Hello, I have an essay question which is "Discuss hormonal and non-hormonal mechanisms for the control of blood glucose levels". I'm not sure if this is the right place to post this but if someone could let me know that would be great! 
I have a few questions about this essay:
- What are "non-hormonal" mechanisms of control of glucose levels?
- What are the acute and chronic effects or glucagon and insulin?
- What role does adipose tissue play in glucose regulation?
- With regards to the glucose-fatty acid cycle/Randle cycle, does fatty acid oxidation stop glycogen synthesis in skeletal muscle? If so, how does this help spare glucose for the brain (at the moment my understanding is that the point of the glucose-fatty acid cycle is to allow the glucose-sparing effect)?
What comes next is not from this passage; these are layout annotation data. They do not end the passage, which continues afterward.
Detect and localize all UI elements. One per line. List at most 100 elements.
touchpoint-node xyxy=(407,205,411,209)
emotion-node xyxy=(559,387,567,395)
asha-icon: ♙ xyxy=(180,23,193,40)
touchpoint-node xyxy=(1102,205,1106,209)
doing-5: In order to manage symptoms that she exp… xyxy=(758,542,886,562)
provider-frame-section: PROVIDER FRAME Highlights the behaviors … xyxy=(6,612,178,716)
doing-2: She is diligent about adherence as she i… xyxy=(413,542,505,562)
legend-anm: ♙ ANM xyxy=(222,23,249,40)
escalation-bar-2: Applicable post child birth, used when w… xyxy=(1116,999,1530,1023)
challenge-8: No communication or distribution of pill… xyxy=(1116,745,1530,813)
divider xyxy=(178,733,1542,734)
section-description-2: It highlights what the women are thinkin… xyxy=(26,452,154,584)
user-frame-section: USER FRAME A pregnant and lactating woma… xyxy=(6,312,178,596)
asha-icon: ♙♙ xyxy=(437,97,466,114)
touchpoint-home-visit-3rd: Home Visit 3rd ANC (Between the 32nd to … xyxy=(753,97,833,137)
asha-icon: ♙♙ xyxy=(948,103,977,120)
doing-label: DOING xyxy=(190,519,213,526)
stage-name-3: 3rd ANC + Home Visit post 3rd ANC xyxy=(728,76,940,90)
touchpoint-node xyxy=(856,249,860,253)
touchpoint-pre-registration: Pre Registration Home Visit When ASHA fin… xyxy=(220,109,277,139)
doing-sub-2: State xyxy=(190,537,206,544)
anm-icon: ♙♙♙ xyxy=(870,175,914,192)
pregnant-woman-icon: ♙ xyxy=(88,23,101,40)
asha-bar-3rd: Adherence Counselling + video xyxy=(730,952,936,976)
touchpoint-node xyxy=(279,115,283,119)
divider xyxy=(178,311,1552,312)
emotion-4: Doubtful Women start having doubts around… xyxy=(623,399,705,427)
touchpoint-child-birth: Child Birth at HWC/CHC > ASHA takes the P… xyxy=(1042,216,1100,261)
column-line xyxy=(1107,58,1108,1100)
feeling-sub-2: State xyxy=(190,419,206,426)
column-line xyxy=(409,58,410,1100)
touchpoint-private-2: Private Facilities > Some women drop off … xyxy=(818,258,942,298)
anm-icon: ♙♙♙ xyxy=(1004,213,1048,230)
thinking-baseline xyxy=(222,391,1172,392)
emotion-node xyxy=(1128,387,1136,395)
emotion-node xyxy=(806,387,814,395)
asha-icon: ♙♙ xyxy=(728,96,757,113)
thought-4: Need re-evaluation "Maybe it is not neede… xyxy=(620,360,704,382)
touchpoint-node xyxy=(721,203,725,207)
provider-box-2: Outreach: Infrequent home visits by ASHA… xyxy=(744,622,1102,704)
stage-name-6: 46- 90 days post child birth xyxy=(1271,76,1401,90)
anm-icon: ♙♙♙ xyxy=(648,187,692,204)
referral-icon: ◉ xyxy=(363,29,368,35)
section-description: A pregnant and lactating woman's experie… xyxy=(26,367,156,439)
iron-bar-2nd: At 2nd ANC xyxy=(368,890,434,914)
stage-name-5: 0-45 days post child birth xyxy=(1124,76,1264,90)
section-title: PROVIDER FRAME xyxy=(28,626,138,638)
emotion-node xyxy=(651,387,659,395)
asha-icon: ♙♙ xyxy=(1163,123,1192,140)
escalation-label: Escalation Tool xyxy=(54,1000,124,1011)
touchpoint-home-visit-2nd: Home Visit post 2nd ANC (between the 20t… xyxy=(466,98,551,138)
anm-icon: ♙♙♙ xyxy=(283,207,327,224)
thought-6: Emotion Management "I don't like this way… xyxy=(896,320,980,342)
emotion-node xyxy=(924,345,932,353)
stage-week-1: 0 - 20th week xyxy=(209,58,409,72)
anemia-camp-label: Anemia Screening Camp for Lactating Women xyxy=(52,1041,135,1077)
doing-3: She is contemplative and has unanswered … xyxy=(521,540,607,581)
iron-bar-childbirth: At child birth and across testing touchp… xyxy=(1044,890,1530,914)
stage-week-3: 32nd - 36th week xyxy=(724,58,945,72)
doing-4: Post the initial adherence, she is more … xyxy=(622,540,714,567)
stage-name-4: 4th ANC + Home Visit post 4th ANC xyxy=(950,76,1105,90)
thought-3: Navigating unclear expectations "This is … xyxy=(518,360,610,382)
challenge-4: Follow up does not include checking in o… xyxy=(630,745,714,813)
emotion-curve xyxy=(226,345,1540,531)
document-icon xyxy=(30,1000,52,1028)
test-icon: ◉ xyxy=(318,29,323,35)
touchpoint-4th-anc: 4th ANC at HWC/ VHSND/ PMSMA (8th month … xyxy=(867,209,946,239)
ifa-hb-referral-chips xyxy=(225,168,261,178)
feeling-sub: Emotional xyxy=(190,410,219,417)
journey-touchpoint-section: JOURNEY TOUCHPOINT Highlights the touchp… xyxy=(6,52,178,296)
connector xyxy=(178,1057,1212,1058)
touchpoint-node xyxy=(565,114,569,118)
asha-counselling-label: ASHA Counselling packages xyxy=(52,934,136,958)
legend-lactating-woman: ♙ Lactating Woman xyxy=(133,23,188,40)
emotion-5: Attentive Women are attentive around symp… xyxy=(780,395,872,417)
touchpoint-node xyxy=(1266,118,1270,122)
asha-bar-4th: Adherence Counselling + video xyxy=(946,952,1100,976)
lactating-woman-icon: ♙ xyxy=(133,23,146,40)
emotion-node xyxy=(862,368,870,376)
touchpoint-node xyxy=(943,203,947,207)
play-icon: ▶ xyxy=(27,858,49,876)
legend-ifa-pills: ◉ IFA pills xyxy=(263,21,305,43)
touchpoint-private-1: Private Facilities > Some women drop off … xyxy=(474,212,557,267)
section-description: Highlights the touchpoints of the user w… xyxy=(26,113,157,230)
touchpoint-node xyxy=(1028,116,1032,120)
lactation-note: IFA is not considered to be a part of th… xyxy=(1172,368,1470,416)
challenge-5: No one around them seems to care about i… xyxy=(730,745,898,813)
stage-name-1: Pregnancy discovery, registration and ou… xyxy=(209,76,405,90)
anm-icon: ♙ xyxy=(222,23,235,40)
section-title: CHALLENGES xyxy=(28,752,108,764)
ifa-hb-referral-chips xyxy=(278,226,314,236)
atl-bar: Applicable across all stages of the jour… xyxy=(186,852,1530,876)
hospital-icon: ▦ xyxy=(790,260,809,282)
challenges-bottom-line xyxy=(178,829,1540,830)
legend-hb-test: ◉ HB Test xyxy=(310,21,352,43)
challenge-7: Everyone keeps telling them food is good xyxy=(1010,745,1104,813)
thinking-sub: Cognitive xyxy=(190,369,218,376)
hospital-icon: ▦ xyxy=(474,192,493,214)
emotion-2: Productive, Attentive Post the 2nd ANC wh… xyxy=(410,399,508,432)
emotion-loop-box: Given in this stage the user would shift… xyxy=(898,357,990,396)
- Also, I am a little confused as I read this on Wikipedia:
"The glucose fatty acid cycle is also observed in the fed state after a high-fat meal or during exercise. This is when plasma concentrations of fatty acids or ketone bodies are increased. The glucose that is not oxidized is then rerouted to glycogen. This rerouting to glycogen explains the rapid resynthesis of muscle glycogen after exercise as well as the increased glycogen content in muscles found in starvation or diabetes. This mechanism replenishes the intermediates of the citric acid cycle."
- First of all, how can someone be in the fed state if they are exercising?
- Why would ketone body concentration be high in the fed state? Is it because with a high fat meal glycogen stores are likely to be depleted quickly and this is then followed by lipolysis to form free fatty acids (which could be used by the heart and skeletal muscle directly) which are then oxidised to produce acetyl CoA which is used to form ketone bodies? If this is the case, I am wondering why in the next line ("glucose that is not oxidised...") the paragraph talks about production of glycogen- if ketones are being produced why would glycogen be being produced?
- Fatty acid oxidation is supposed to prevent synthesis of glycogen in skeletal muscle (taken from a Textbook of Biochemistry by Devlin), is this only the case in the fasted state and therefore the paragraph above is correct because it is stating the glycogen synthesis occurs in the fed state?
-Finally, slightly random, but can one develop ketoacidosis if they are not diabetic- I have read various things online that seem to contradict each including cases of non-diabetic patients developing ketoacidosis?
Apologies for all of the jumbled questions. As you can see I am quite confused at the moment and would really appreciate any help as I am revising for a first year resit!
I have a few questions about this essay:
- What are "non-hormonal" mechanisms of control of glucose levels?
- What are the acute and chronic effects or glucagon and insulin?
- What role does adipose tissue play in glucose regulation?
- With regards to the glucose-fatty acid cycle/Randle cycle, does fatty acid oxidation stop glycogen synthesis in skeletal muscle? If so, how does this help spare glucose for the brain (at the moment my understanding is that the point of the glucose-fatty acid cycle is to allow the glucose-sparing effect)?
- Also, I am a little confused as I read this on Wikipedia:
"The glucose fatty acid cycle is also observed in the fed state after a high-fat meal or during exercise. This is when plasma concentrations of fatty acids or ketone bodies are increased. The glucose that is not oxidized is then rerouted to glycogen. This rerouting to glycogen explains the rapid resynthesis of muscle glycogen after exercise as well as the increased glycogen content in muscles found in starvation or diabetes. This mechanism replenishes the intermediates of the citric acid cycle."
- First of all, how can someone be in the fed state if they are exercising?
- Why would ketone body concentration be high in the fed state? Is it because with a high fat meal glycogen stores are likely to be depleted quickly and this is then followed by lipolysis to form free fatty acids (which could be used by the heart and skeletal muscle directly) which are then oxidised to produce acetyl CoA which is used to form ketone bodies? If this is the case, I am wondering why in the next line ("glucose that is not oxidised...") the paragraph talks about production of glycogen- if ketones are being produced why would glycogen be being produced?
- Fatty acid oxidation is supposed to prevent synthesis of glycogen in skeletal muscle (taken from a Textbook of Biochemistry by Devlin), is this only the case in the fasted state and therefore the paragraph above is correct because it is stating the glycogen synthesis occurs in the fed state?
-Finally, slightly random, but can one develop ketoacidosis if they are not diabetic- I have read various things online that seem to contradict each including cases of non-diabetic patients developing ketoacidosis?
Apologies for all of the jumbled questions. As you can see I am quite confused at the moment and would really appreciate any help as I am revising for a first year resit!